猪流行性腹泻病毒PEDV SD 株的分离及体外3D 肠道类器官感染模型建立

蔡鸿明，张 敏，吕丽蕾，姜一峰，高 飞，虞凌雪，童 武，李丽薇，李国新，周艳君，刘长龙，童光志

（1.福建农林大学动物科学学院（蜂学学院），福州 350002；2.中国农业科学院上海兽医研究所，上海 200241）

猪流行性腹泻病毒（Porcine epidemic diarrhea virus, PEDV）会可引起猪特别是新生仔猪的呕吐、腹泻和食欲下降，发病率和死亡率高[1]。PEDV感染会导致明显的肠绒毛萎缩，体内肠细胞磷酸酶活性下降，对营养物质的吸收受限，肠腔内堆积大量液体，小肠组织出血充血呈半透明状，对养殖业危害巨大[2-3]。

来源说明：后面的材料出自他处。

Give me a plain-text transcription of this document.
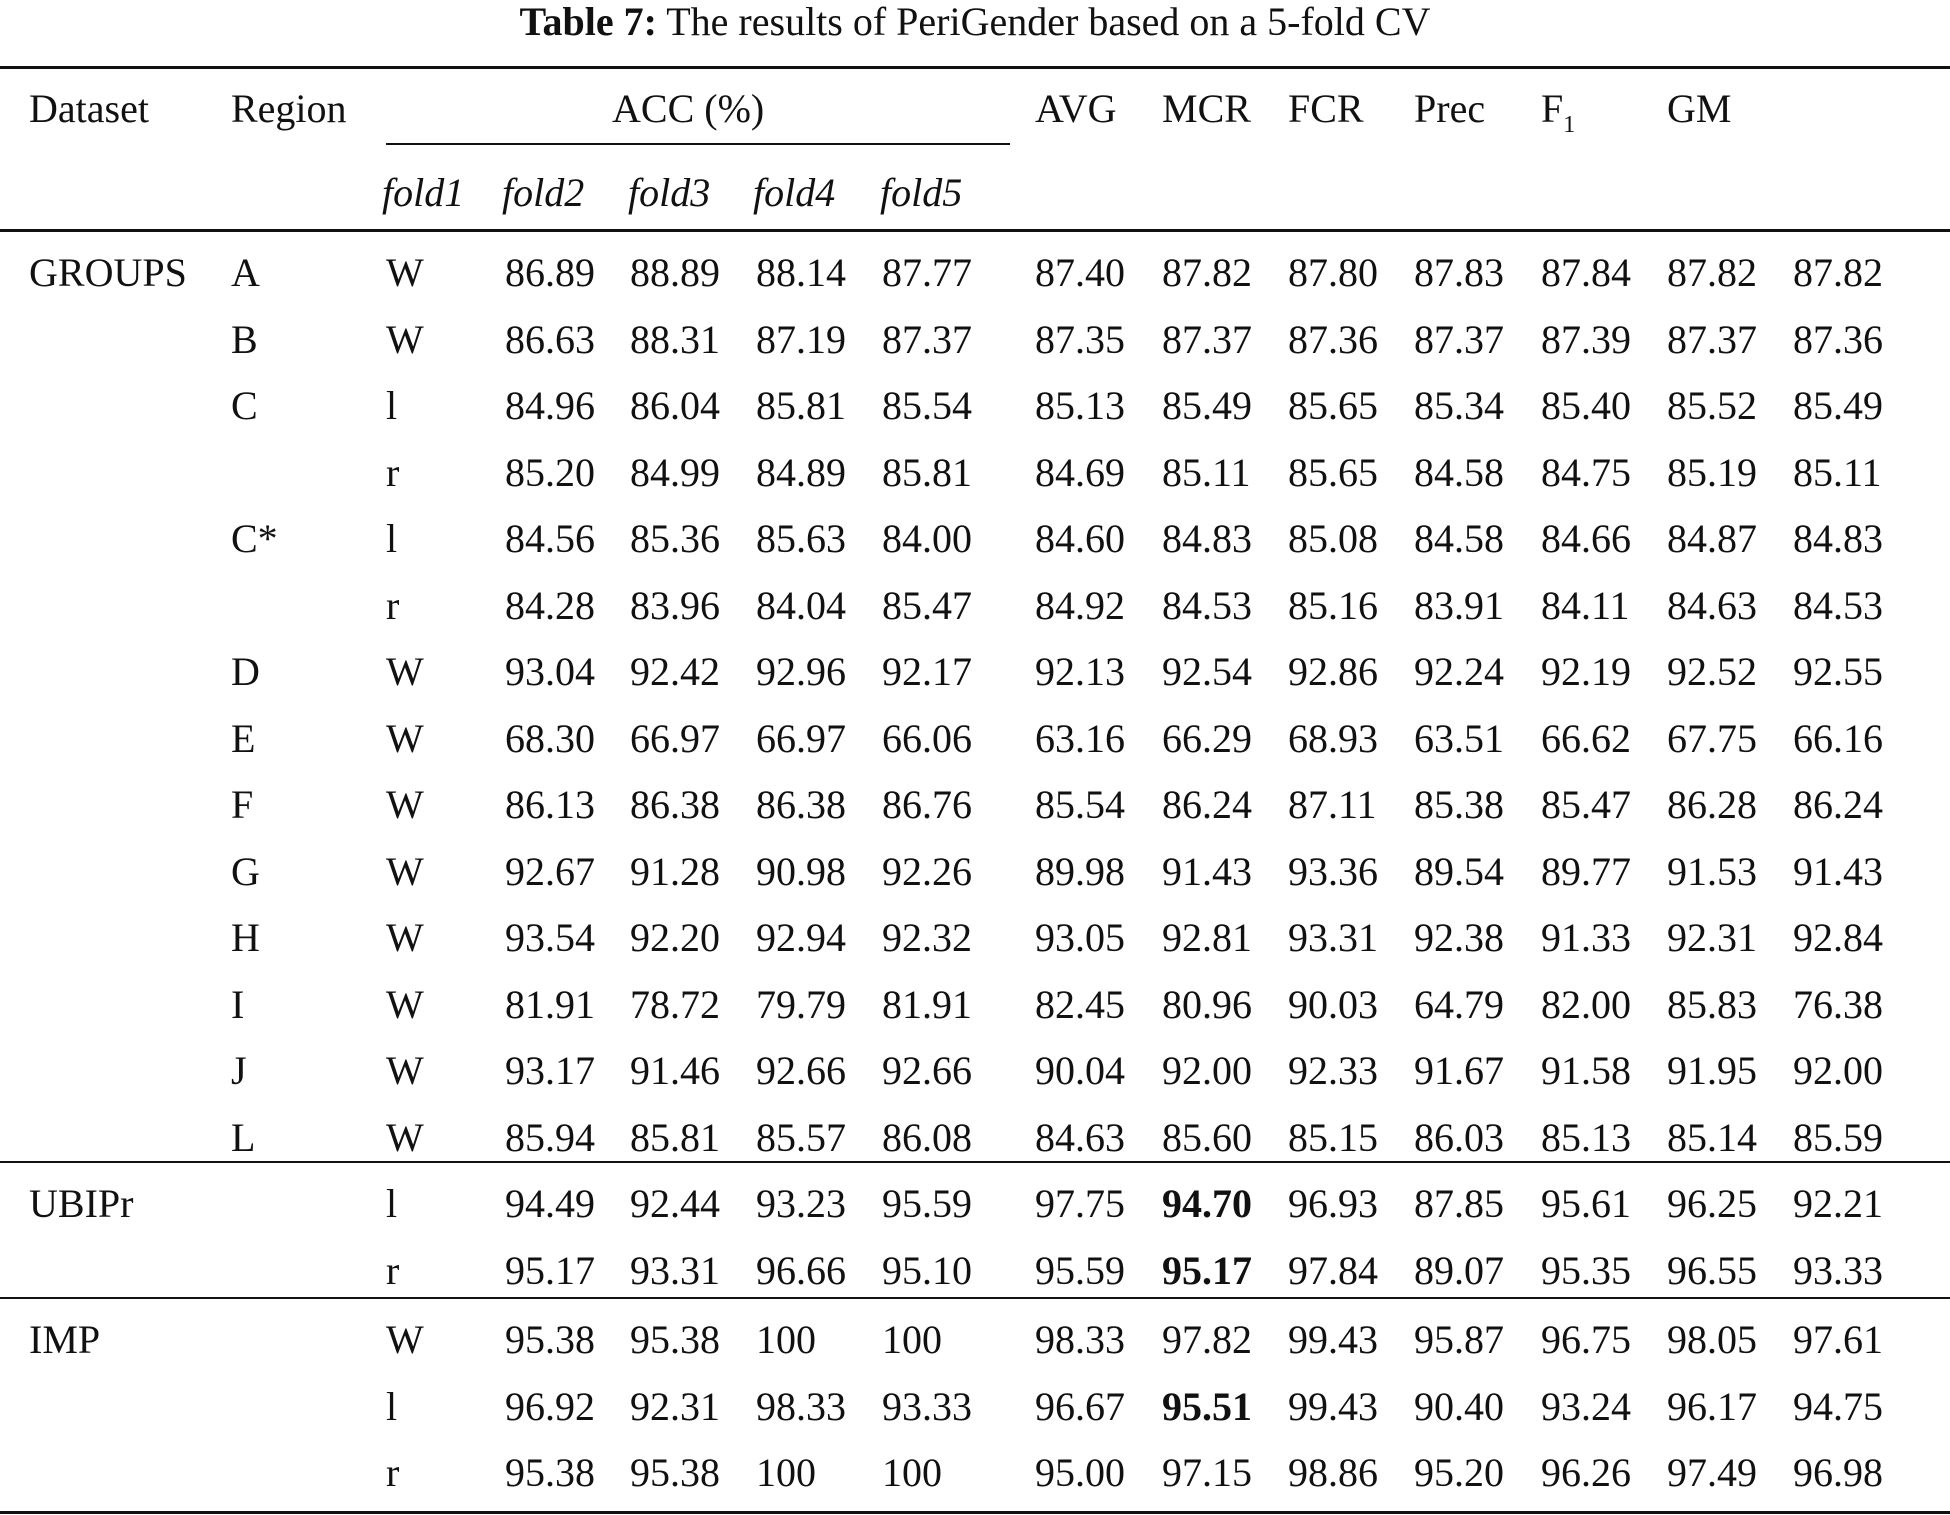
Table 7: The results of PeriGender based on a 5-fold CV
Dataset Region	ACC (%)	AVG MCR FCR Prec $F_1$ GM
fold1 fold2 fold3 fold4 fold5
GROUPS A	W 86.89 88.89 88.14 87.77 87.40 87.82 87.80 87.83 87.84 87.82 87.82
B	W 86.63 88.31 87.19 87.37 87.35 87.37 87.36 87.37 87.39 87.37 87.36
C	l	84.96 86.04 85.81 85.54 85.13 85.49 85.65 85.34 85.40 85.52 85.49
r	85.20 84.99 84.89 85.81 84.69 85.11 85.65 84.58 84.75 85.19 85.11
C*	l	84.56 85.36 85.63 84.00 84.60 84.83 85.08 84.58 84.66 84.87 84.83
r	84.28 83.96 84.04 85.47 84.92 84.53 85.16 83.91 84.11 84.63 84.53
D	W 93.04 92.42 92.96 92.17 92.13 92.54 92.86 92.24 92.19 92.52 92.55
E	W 68.30 66.97 66.97 66.06 63.16 66.29 68.93 63.51 66.62 67.75 66.16
F	W 86.13 86.38 86.38 86.76 85.54 86.24 87.11 85.38 85.47 86.28 86.24
G	W 92.67 91.28 90.98 92.26 89.98 91.43 93.36 89.54 89.77 91.53 91.43
H	W 93.54 92.20 92.94 92.32 93.05 92.81 93.31 92.38 91.33 92.31 92.84
I	W 81.91 78.72 79.79 81.91 82.45 80.96 90.03 64.79 82.00 85.83 76.38
J	W 93.17 91.46 92.66 92.66 90.04 92.00 92.33 91.67 91.58 91.95 92.00
L	W 85.94 85.81 85.57 86.08 84.63 85.60 85.15 86.03 85.13 85.14 85.59
UBIPr	l	94.49 92.44 93.23 95.59 97.75 94.70 96.93 87.85 95.61 96.25 92.21
r	95.17 93.31 96.66 95.10 95.59 95.17 97.84 89.07 95.35 96.55 93.33
IMP	W 95.38 95.38 100 100 98.33 97.82 99.43 95.87 96.75 98.05 97.61
l	96.92 92.31 98.33 93.33 96.67 95.51 99.43 90.40 93.24 96.17 94.75
r	95.38 95.38 100 100 95.00 97.15 98.86 95.20 96.26 97.49 96.98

对于PEDV的研究，有研究人员将仔猪来源的小肠上皮细胞引入人端粒酶逆转录酶（human telomerase reverse transciptase, HTERT）基因而获得永生化的猪小肠上皮传代细胞系（Intestinal epithelial cells, IECs）[4]。然而，只有一种非转化、非致瘤性猪空肠上皮细胞系IPEC-J2，被用于研究PEDV如何拮抗宿主细胞的抗病毒活性[5]。但是，有研究表明由于IPEC-J2的异质性强，PEDV感染该细胞系的效率非常低[6]。2019年，李慧春等[7]将PEDV用于感染猪原代IECs，1 d时间即可见明显的细胞病变。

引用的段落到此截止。